前、担任と何か話していた、そうだ、話してた。あの担任の険しい表情、あの時と一緒だ。
春はかばんも取らずに廊下に出る。もう担任と桐間は居なかった。どこかに移動したのかと、階段へ走ろうとすると、首根っこを掴まれて動けなくなる。誰が自分を押さえているかくらい、春も分かっていた。
睨むように振り返るが、浩は動じない。春は自分を掴む手をはらった。
「オレは、桐間を、追いかける!」
一言一言、強調させ、自分に言い聞かせるように浩に言った。浩は冷たい眼差しで春を見ながら、腕を組むと壁に寄りかかる。

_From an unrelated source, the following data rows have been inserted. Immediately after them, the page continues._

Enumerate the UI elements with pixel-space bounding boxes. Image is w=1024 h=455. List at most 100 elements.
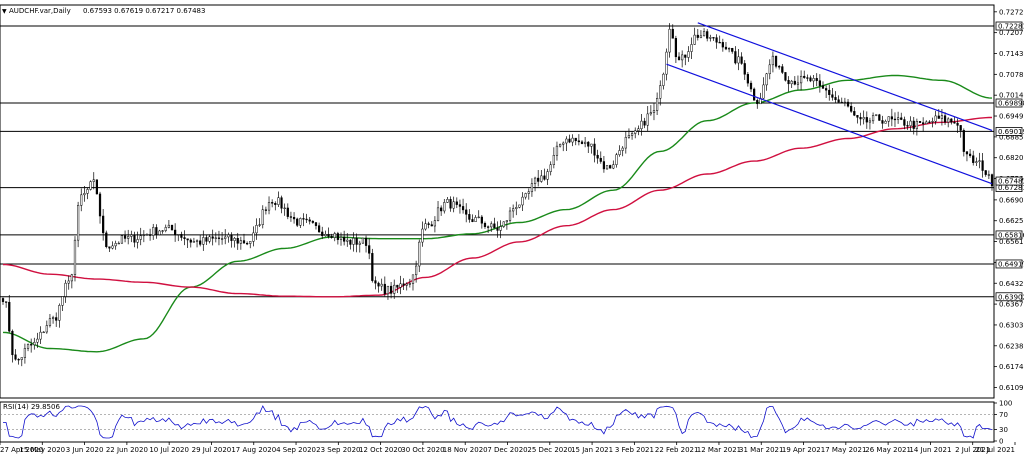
candle-body <box>123 235 127 239</box>
candle-body <box>283 207 286 209</box>
candle-body <box>164 227 167 231</box>
price-tick-label: 0.68205 <box>999 154 1024 162</box>
candle-body <box>765 73 768 86</box>
candle-body <box>189 239 192 243</box>
candle-body <box>690 44 693 52</box>
candle-body <box>499 226 502 231</box>
date-tick-label: 30 Oct 2020 <box>401 446 444 454</box>
candle-body <box>408 283 411 285</box>
date-tick-label: 15 May 2020 <box>19 446 65 454</box>
candle-body <box>518 204 521 208</box>
candle-body <box>95 179 99 195</box>
level-tag-label: 0.65816 <box>998 231 1024 239</box>
channel-lines <box>666 22 993 185</box>
candle-body <box>706 31 709 39</box>
candle-body <box>781 66 784 73</box>
date-tick-label: 29 Jul 2020 <box>192 446 232 454</box>
candle-body <box>940 115 944 119</box>
candle-body <box>55 317 58 321</box>
candle-body <box>364 237 368 246</box>
candle-body <box>292 217 296 220</box>
candle-body <box>236 238 239 244</box>
candle-body <box>981 160 984 171</box>
candle-body <box>918 121 922 123</box>
candle-body <box>934 115 937 122</box>
candle-body <box>252 232 255 242</box>
candle-body <box>483 223 487 227</box>
price-tick-label: 0.70785 <box>999 71 1024 79</box>
candle-body <box>145 234 149 236</box>
candle-body <box>737 56 740 64</box>
candle-body <box>386 285 390 295</box>
candle-body <box>111 245 114 249</box>
candle-body <box>230 234 233 241</box>
menu-triangle-icon[interactable]: ▼ <box>2 8 7 15</box>
candle-body <box>127 236 130 239</box>
candle-body <box>452 201 455 209</box>
rsi-panel-frame <box>0 401 995 443</box>
candle-body <box>900 117 903 120</box>
candle-body <box>465 209 468 215</box>
candle-body <box>286 207 289 217</box>
candle-body <box>471 219 474 222</box>
candle-body <box>812 78 815 82</box>
candle-body <box>596 154 599 159</box>
candle-body <box>220 238 224 240</box>
candle-body <box>308 219 311 222</box>
candle-body <box>959 125 962 131</box>
date-tick-label: 22 Jun 2020 <box>106 446 148 454</box>
candle-body <box>83 193 86 196</box>
candle-body <box>875 114 878 116</box>
candle-body <box>530 183 534 193</box>
candle-body <box>246 242 249 245</box>
candle-body <box>455 201 458 205</box>
candle-body <box>327 234 330 237</box>
candle-body <box>634 130 637 134</box>
candle-body <box>502 221 505 227</box>
candle-body <box>753 88 756 101</box>
candle-body <box>740 56 743 64</box>
candle-body <box>105 232 108 248</box>
candle-body <box>1 298 5 302</box>
level-tag-box <box>995 127 1023 136</box>
candle-body <box>361 237 365 244</box>
candle-body <box>170 224 174 231</box>
candle-body <box>640 120 643 130</box>
date-tick-label: 14 Jun 2021 <box>909 446 951 454</box>
candle-body <box>264 209 268 211</box>
candle-body <box>339 236 343 240</box>
candle-body <box>261 209 264 225</box>
date-tick-label: 10 Jul 2020 <box>149 446 189 454</box>
rsi-line <box>2 405 993 439</box>
candle-body <box>571 137 574 143</box>
candle-body <box>718 41 721 44</box>
candle-body <box>612 164 615 169</box>
candle-body <box>543 175 546 180</box>
candle-body <box>774 55 778 67</box>
candle-body <box>931 121 934 123</box>
candle-body <box>192 241 196 243</box>
candle-body <box>621 147 624 151</box>
candle-body <box>677 56 681 61</box>
price-tick-label: 0.63675 <box>999 301 1024 309</box>
moving-average-line <box>2 74 993 353</box>
candle-body <box>277 197 280 205</box>
candle-body <box>158 230 161 235</box>
candle-body <box>480 216 483 224</box>
candle-body <box>208 236 211 242</box>
candle-body <box>602 161 606 170</box>
candle-body <box>618 150 621 155</box>
candle-body <box>267 202 271 211</box>
candle-body <box>665 51 668 75</box>
candle-body <box>70 274 73 282</box>
candle-body <box>352 237 355 245</box>
candle-body <box>709 37 712 39</box>
candle-body <box>45 325 48 333</box>
candle-body <box>371 253 374 281</box>
candle-body <box>790 80 793 85</box>
candle-body <box>965 151 969 155</box>
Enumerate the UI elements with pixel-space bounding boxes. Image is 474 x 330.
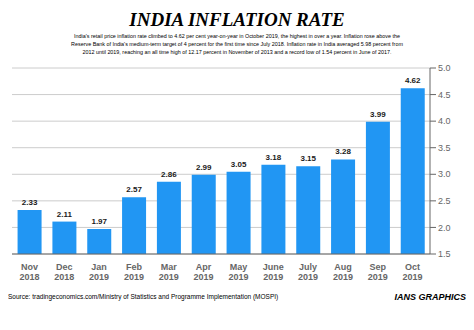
svg-text:4.0: 4.0	[438, 116, 451, 126]
svg-text:2.33: 2.33	[22, 198, 38, 207]
svg-text:4.5: 4.5	[438, 90, 451, 100]
svg-text:3.15: 3.15	[300, 154, 316, 163]
html-text:2012 until 2019, reaching an a: 2012 until 2019, reaching an all time hi…	[82, 49, 392, 55]
svg-text:May2019: May2019	[228, 262, 248, 282]
svg-text:1.5: 1.5	[438, 249, 451, 259]
svg-text:2.86: 2.86	[161, 170, 177, 179]
svg-text:Oct2019: Oct2019	[403, 262, 423, 282]
svg-text:2.11: 2.11	[57, 210, 73, 219]
svg-text:2.0: 2.0	[438, 223, 451, 233]
svg-text:Sep2019: Sep2019	[368, 262, 388, 282]
html-text:Reserve Bank of India's medium: Reserve Bank of India's medium-term targ…	[71, 41, 403, 47]
svg-text:3.18: 3.18	[266, 153, 282, 162]
svg-text:July2019: July2019	[298, 262, 318, 282]
html-text:Source: tradingeconomics.com/M: Source: tradingeconomics.com/Ministry of…	[8, 293, 279, 300]
svg-text:Dec2018: Dec2018	[54, 262, 74, 282]
html-text:India's retail price inflation: India's retail price inflation rate clim…	[74, 33, 400, 39]
svg-text:Jan2019: Jan2019	[89, 262, 109, 282]
svg-text:3.5: 3.5	[438, 143, 451, 153]
svg-text:2.99: 2.99	[196, 163, 212, 172]
svg-text:3.05: 3.05	[231, 160, 247, 169]
html-text:INDIA INFLATION RATE: INDIA INFLATION RATE	[129, 9, 345, 30]
svg-text:Feb2019: Feb2019	[124, 262, 144, 282]
svg-text:3.28: 3.28	[335, 147, 351, 156]
svg-text:1.97: 1.97	[91, 217, 107, 226]
html-text:IANS GRAPHICS: IANS GRAPHICS	[394, 292, 466, 302]
svg-text:Apr2019: Apr2019	[194, 262, 214, 282]
svg-text:Mar2019: Mar2019	[159, 262, 179, 282]
svg-text:3.0: 3.0	[438, 169, 451, 179]
svg-text:Nov2018: Nov2018	[19, 262, 39, 282]
svg-text:June2019: June2019	[263, 262, 284, 282]
svg-text:2.5: 2.5	[438, 196, 451, 206]
svg-text:3.99: 3.99	[370, 110, 386, 119]
svg-text:Aug2019: Aug2019	[333, 262, 353, 282]
svg-text:5.0: 5.0	[438, 63, 451, 73]
svg-text:4.62: 4.62	[405, 76, 421, 85]
svg-text:2.57: 2.57	[126, 185, 142, 194]
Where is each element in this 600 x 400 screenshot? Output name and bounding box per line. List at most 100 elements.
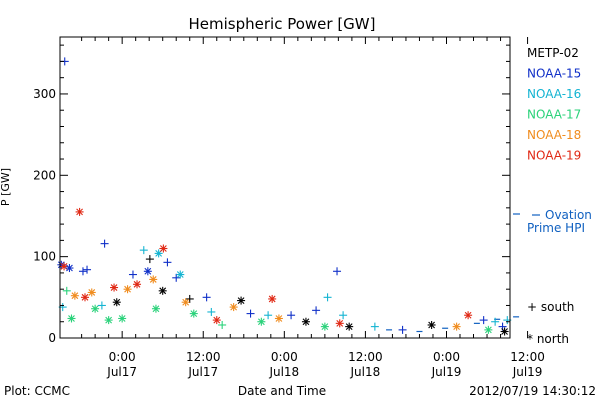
plot-border [59,36,511,339]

春は今から浩が言うことが想像出来た。だから言い返す言葉を考えるが、すぐには出てこないので、息がつまりそうになる。目の前の冷たい浩と目をあわせることは、春にとって避けたいことだった。だが、今逃げて桐間のところにいけば、また浩は傷つく。だからその前に伝えなきゃ、と春は顔を上げた。
「浩、言いたいことが…」
「嫌だ」
震えた声で言うと、その声は、浩によって消される。まるで駄々をこねる子供のような言い方で、春を困らせた。冷たい表情は姿を変え、泣きそうな表情になり、春は思わず寄り添いたくなる。
「浩?」
「聞きたくない、今からしゅんは俺を突き放す。そんな言葉、聞きたくないんだ」
弱々しく俯く浩。なんて面してんだよ、いつもの堂々とした浩はどうした。
でもこんな表情にしているのはまさしく春であった。春はこんな顔させたくなかったのに、と拳をにぎる。けれどここで折れれば、桐間を諦めることと一緒だ。春は口を開こうとする、と
「なんか用?」
ずっと、聞きたかった声が後ろから春の耳へと響いた。春が振り返ると、そこには腕を組みながら壁に寄りかかり、こちらを不機嫌そうに見る桐間が居る。
「え、なにが」
「俺が教室はいったら、お前も、そのでっかいのも何か言いたそうに見てたから。何かもんくでもあんのかな、ってね。」
またバカにした笑い方で春を見た。前と変わっていない態度だが、まだ優しさが感じられる。春は嬉しくなり近づこうとすると、それは浩によって遮られてしまった。
浩が力を入れると、春は顔を歪ませる。自分の方へ引こうとするが、春も全力で抵抗した。するとそれを見ていた桐間は、浩を見ながらいい放つ。